Seriously, read Neil Jumonville's essay
which describes how on Independence Day we mistakenly revere the Constitution and its conservative authors, instead of reflecting on our country's more revolutionary ideals, seen in the works of Thomas Jefferson and Tom Paine.
Why don't you do something revolutionary this year?
Update: Uh, apparently Time
hasn't overlooked the Jeffersonian spirit. That's good. But you should still read the essay above, if for no other reason than great sentences like these:
"Our reverence for our constitutional scriptures reveals a national ancestor worship that is practically Oriental in its intensity."

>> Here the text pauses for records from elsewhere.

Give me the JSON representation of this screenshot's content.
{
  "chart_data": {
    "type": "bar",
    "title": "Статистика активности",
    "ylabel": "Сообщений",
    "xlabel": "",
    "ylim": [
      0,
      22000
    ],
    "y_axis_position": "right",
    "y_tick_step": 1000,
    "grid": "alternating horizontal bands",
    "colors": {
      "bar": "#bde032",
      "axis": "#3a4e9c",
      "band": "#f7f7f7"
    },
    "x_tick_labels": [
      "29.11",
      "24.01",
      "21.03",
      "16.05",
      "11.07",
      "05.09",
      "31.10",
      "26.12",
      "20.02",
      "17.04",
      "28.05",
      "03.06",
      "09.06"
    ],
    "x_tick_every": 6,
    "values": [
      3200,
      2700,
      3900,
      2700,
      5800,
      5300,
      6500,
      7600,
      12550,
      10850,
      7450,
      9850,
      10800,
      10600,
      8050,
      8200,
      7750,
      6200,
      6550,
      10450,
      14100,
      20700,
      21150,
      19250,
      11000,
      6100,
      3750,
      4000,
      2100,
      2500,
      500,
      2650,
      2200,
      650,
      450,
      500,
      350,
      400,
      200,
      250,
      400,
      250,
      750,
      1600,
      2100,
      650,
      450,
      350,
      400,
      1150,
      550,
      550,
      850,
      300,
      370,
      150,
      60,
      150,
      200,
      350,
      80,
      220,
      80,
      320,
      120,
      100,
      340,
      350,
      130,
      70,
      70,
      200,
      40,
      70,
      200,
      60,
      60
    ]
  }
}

Everyone remembers the "These are the times that try men's souls" quote by Paine, but few remember what comes after:
"'Tis surprising to see how rapidly a panic will sometimes run through a country....Yet panics, in some cases, have their uses; they produce as much good as hurt. Their duration is always short; the mind soon grows through them, and acquires a firmer habit than before. But their peculiar advantage is, that they are the touchstones of sincerity and hypocrisy, and bring things and men to light, which might otherwise have lain forever undiscovered (emphasis mine)....They sift out the hidden thoughts of man, and hold them up in public to the world."
Thomas Paine is not just a philosopher for the Revolutionary Era, but for the post 911 world as well.
Very interesting, perhaps I will do something revolutionary... or perhaps I'll drink myself into oblivion. Either or.
Thanks for stopping by my blog, I appreciate your comment. I hope you'll visit again soon, as I will yours.